Benjamin Elks is the Grassroots Development Manager at the TaxPayers’ Alliance.
The prime minister may or may not have much longer in Number 10 but the King’s Speech a couple of weeks ago made clear that this government is moving in only one direction. The speech consisted of a range of bills that place the state above the individual, give more powers to quangos, nationalisations, costly renewables, and, of course, a new holiday tax.
Now, the government didn’t actually call it a holiday tax; they preferred the term overnight visitor levy. We should be under no illusions though, a tax on holidays is exactly what it is. The general idea is simple. Those staying overnight whether in a tent or caravan on a campsite or in hotels or B&Bs and the like will pay an additional charge for the pleasure of doing so. The money raised can then be spent on local priorities, typically to boost tourism, support local infrastructure, or other projects to improve the local area and economy.
The move is an effort to start devolving fiscal levers to mayors and strategic authorities, not a bad concept in and of itself. Decentralising tax powers should in theory improve accountability and strengthen the link between local spending decisions and how they’re funded. The trouble is of course, that, for example, rather than giving communities control over existing levies like how high business rates should be, they’re given the power to implement new taxes instead. All that does is risk turning devolution into little more than a licence for local politicians to extract more money from taxpayers.
That being said, you can see why the idea might be appealing. Mayors and local authorities have been asked for years to do more by central government while their funding has failed to keep pace with what they’re being asked to do. Now they’re being offered the chance to introduce a levy that their residents typically wouldn’t pay themselves but would only be due from people visiting the area. A politically convenient way to raise new money without additional hikes to council tax or other fees and charges. Afterall, tourists can’t vote against local politicians who introduce them. This is born out in mayoral support for the tax. Of the 14 regional mayors in England, only three (Conservative Ben Houchen and Reform’s Andrea Jenkyns and Luke Campbell) have ruled them out. Paul Bristow is said to be considering it in Cambridgeshire and Peterborough. Of the other ten, all Labour mayors, one doesn’t know, two are considering, and seven are in favour.
As ever, though, the reality would be far from the win-win scenario envisaged by the ministers in Whitehall who drew up the plan and the mayors chomping at the bit to introduce it. For starters, the impact of a holiday tax on tourism and hospitality could be absolutely devastating.
In Wales, where councils have the power to introduce the levies from April 2027, polling suggests that 16 per cent of people who would otherwise have taken an overnight holiday in Wales would no longer do so because of a holiday tax. Of those, four per cent said they would not go on holiday at all, while 12 per cent said they would simply choose another destination. According to the TaxPayers’ Alliance (TPA) this could mean a whopping £359 million hit to the Welsh economy, hammering hotels, pubs, restaurants and communities reliant on tourism for survival. As these stats only look at domestic tourism, once international travellers are factored in, the true impact could be much more significant.

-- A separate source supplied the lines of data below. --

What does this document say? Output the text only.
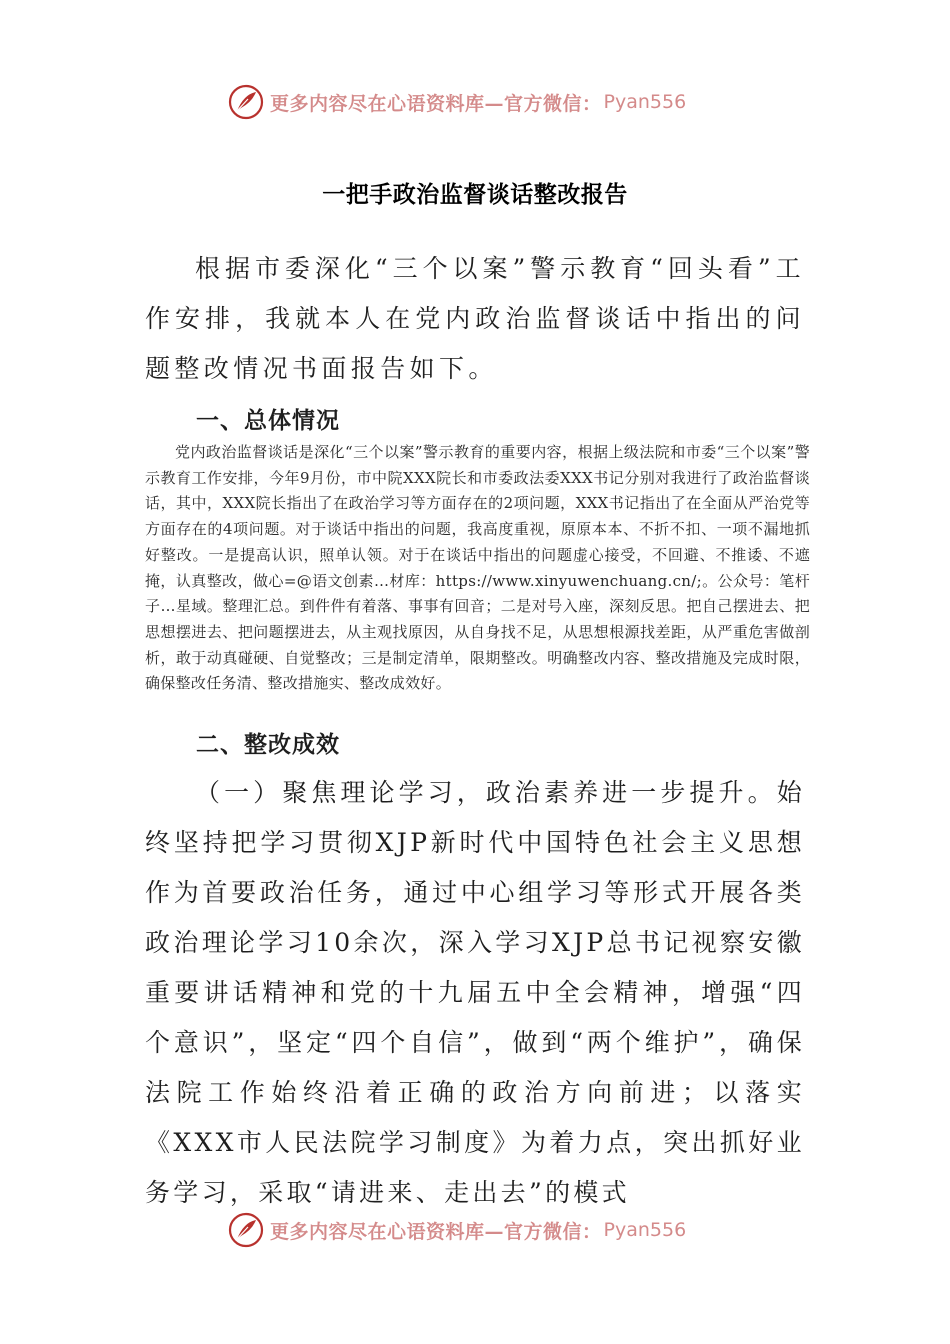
更多内容尽在心语资料库—官方微信： Pyan556
一把手政治监督谈话整改报告

根据市委深化“三个以案”警示教育“回头看”工作安排，我就本人在党内政治监督谈话中指出的问题整改情况书面报告如下。

一、总体情况

党内政治监督谈话是深化“三个以案”警示教育的重要内容，根据上级法院和市委“三个以案”警示教育工作安排，今年9月份，市中院XXX院长和市委政法委XXX书记分别对我进行了政治监督谈话，其中，XXX院长指出了在政治学习等方面存在的2项问题，XXX书记指出了在全面从严治党等方面存在的4项问题。对于谈话中指出的问题，我高度重视，原原本本、不折不扣、一项不漏地抓好整改。一是提高认识，照单认领。对于在谈话中指出的问题虚心接受，不回避、不推诿、不遮掩，认真整改，做心=@语文创素…材库：https://www.xinyuwenchuang.cn/;。公众号：笔杆子…星域。整理汇总。到件件有着落、事事有回音；二是对号入座，深刻反思。把自己摆进去、把思想摆进去、把问题摆进去，从主观找原因，从自身找不足，从思想根源找差距，从严重危害做剖析，敢于动真碰硬、自觉整改；三是制定清单，限期整改。明确整改内容、整改措施及完成时限，确保整改任务清、整改措施实、整改成效好。

二、整改成效

（一）聚焦理论学习，政治素养进一步提升。始终坚持把学习贯彻XJP新时代中国特色社会主义思想作为首要政治任务，通过中心组学习等形式开展各类政治理论学习10余次，深入学习XJP总书记视察安徽重要讲话精神和党的十九届五中全会精神，增强“四个意识”，坚定“四个自信”，做到“两个维护”，确保法院工作始终沿着正确的政治方向前进；以落实《XXX市人民法院学习制度》为着力点，突出抓好业务学习，采取“请进来、走出去”的模式

更多内容尽在心语资料库—官方微信： Pyan556
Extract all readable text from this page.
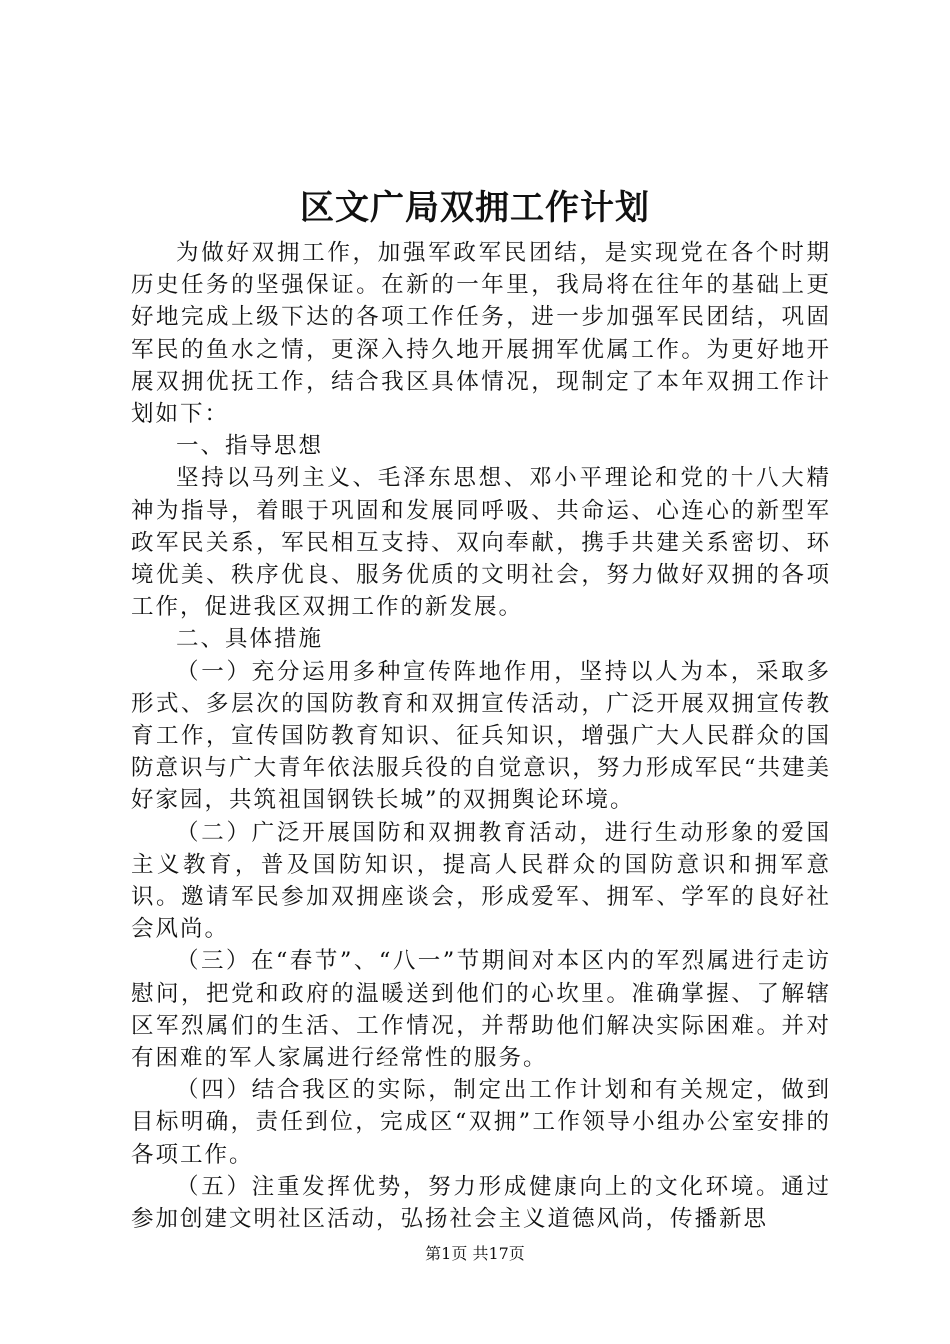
区文广局双拥工作计划

为做好双拥工作，加强军政军民团结，是实现党在各个时期历史任务的坚强保证。在新的一年里，我局将在往年的基础上更好地完成上级下达的各项工作任务，进一步加强军民团结，巩固军民的鱼水之情，更深入持久地开展拥军优属工作。为更好地开展双拥优抚工作，结合我区具体情况，现制定了本年双拥工作计划如下：

一、指导思想

坚持以马列主义、毛泽东思想、邓小平理论和党的十八大精神为指导，着眼于巩固和发展同呼吸、共命运、心连心的新型军政军民关系，军民相互支持、双向奉献，携手共建关系密切、环境优美、秩序优良、服务优质的文明社会，努力做好双拥的各项工作，促进我区双拥工作的新发展。

二、具体措施

（一）充分运用多种宣传阵地作用，坚持以人为本，采取多形式、多层次的国防教育和双拥宣传活动，广泛开展双拥宣传教育工作，宣传国防教育知识、征兵知识，增强广大人民群众的国防意识与广大青年依法服兵役的自觉意识，努力形成军民“共建美好家园，共筑祖国钢铁长城”的双拥舆论环境。

（二）广泛开展国防和双拥教育活动，进行生动形象的爱国主义教育，普及国防知识，提高人民群众的国防意识和拥军意识。邀请军民参加双拥座谈会，形成爱军、拥军、学军的良好社会风尚。

（三）在“春节”、“八一”节期间对本区内的军烈属进行走访慰问，把党和政府的温暖送到他们的心坎里。准确掌握、了解辖区军烈属们的生活、工作情况，并帮助他们解决实际困难。并对有困难的军人家属进行经常性的服务。

（四）结合我区的实际，制定出工作计划和有关规定，做到目标明确，责任到位，完成区“双拥”工作领导小组办公室安排的各项工作。

（五）注重发挥优势，努力形成健康向上的文化环境。通过参加创建文明社区活动，弘扬社会主义道德风尚，传播新思

第1页 共17页
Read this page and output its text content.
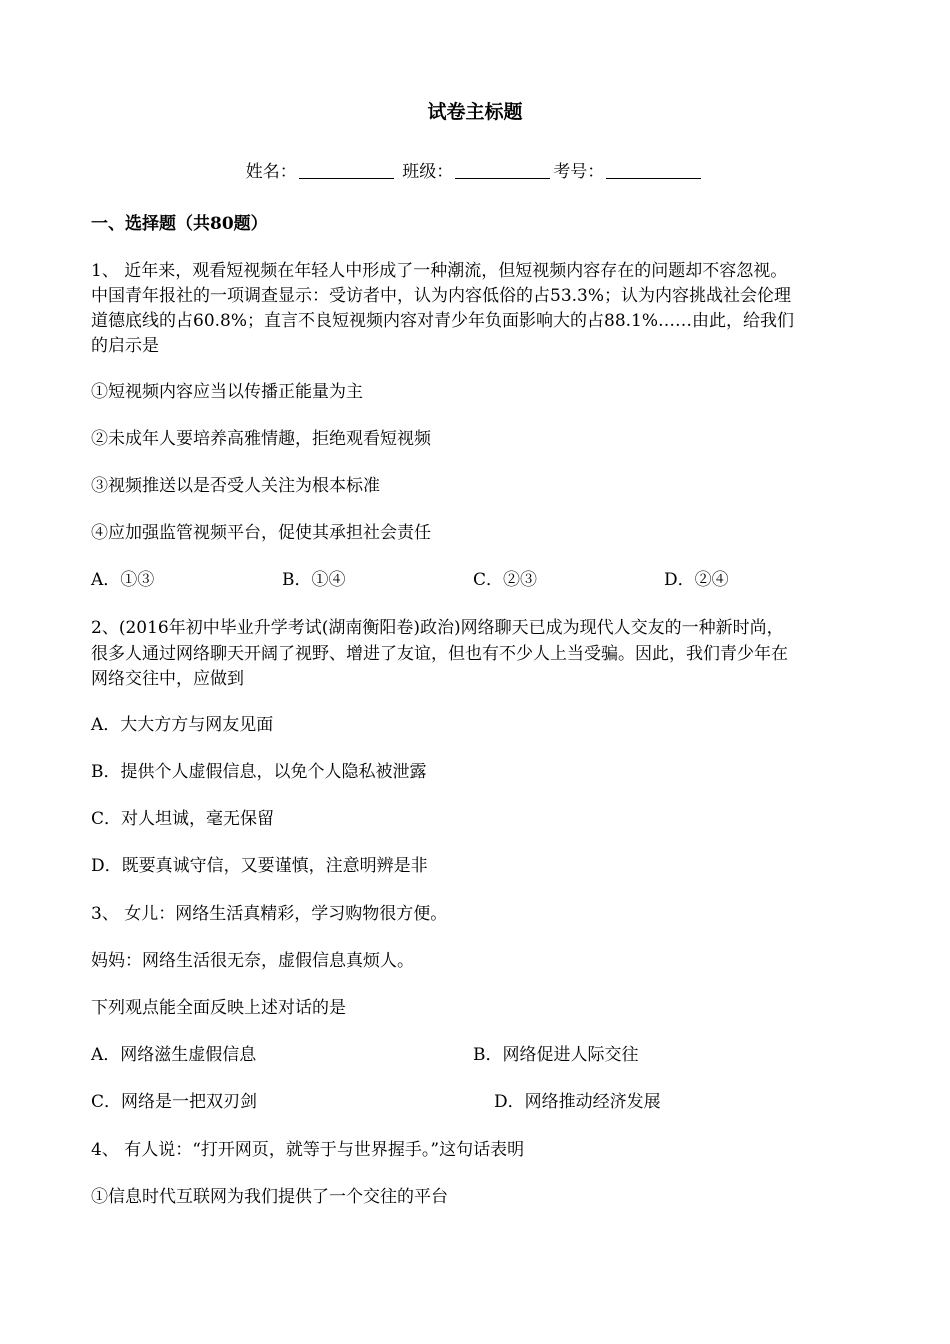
试卷主标题
姓名：	班级：	考号：
一、选择题（共80题）
1、 近年来，观看短视频在年轻人中形成了一种潮流，但短视频内容存在的问题却不容忽视。
中国青年报社的一项调查显示：受访者中，认为内容低俗的占53.3%；认为内容挑战社会伦理
道德底线的占60.8%；直言不良短视频内容对青少年负面影响大的占88.1%……由此，给我们
的启示是
①短视频内容应当以传播正能量为主
②未成年人要培养高雅情趣，拒绝观看短视频
③视频推送以是否受人关注为根本标准
④应加强监管视频平台，促使其承担社会责任
A．①③	B．①④	C．②③	D．②④
2、(2016年初中毕业升学考试(湖南衡阳卷)政治)网络聊天已成为现代人交友的一种新时尚，
很多人通过网络聊天开阔了视野、增进了友谊，但也有不少人上当受骗。因此，我们青少年在
网络交往中，应做到
A．大大方方与网友见面
B．提供个人虚假信息，以免个人隐私被泄露
C．对人坦诚，毫无保留
D．既要真诚守信，又要谨慎，注意明辨是非
3、 女儿：网络生活真精彩，学习购物很方便。
妈妈：网络生活很无奈，虚假信息真烦人。
下列观点能全面反映上述对话的是
A．网络滋生虚假信息	B．网络促进人际交往
C．网络是一把双刃剑	D．网络推动经济发展
4、 有人说：“打开网页，就等于与世界握手。”这句话表明
①信息时代互联网为我们提供了一个交往的平台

Meanwhile, polling from UK Hospitality found “18% of Brits would be stopped from booking a holiday in England by any increase in cost from the new tax. That rises to a majority (57%) if the tax increased the cost of a holiday by £50 and to 85% if the tax added up to £100 to the cost of a trip.” The World Travel and Tourism Council similarly found 28% of Brits would consider somewhere else or not holiday in the UK should the tax be £5 per night, and this rises to 39 per cent if the tax is £10 per night. Applying these figures to statistics from Visit Britain, the TPA found this could translate into reduced domestic tourism spending of between £6 and £13 billion.
These aren’t just abstract figures, they’d have real consequences for business and workers. The hospitality sector has already taken a battering over recent years. From hikes to business rates and employer national insurance to the Employment Rights Act and an increased minimum wage, there have been few occasions where they’ve faced a more hostile government. The results of this are being felt already with pubs closing at a rate of almost two per day. The rate of unemployment among young people, who often rely on hospitality for their first jobs, now stands at 16.2 per cent, an 11 year high. A holiday tax will only pour fuel on the fire.
Overnight visitor levies may seem like an easy way to generate more cash from people who can’t vote you out, but they could be the final nail in the coffin for many businesses reliant on tourism to stay afloat.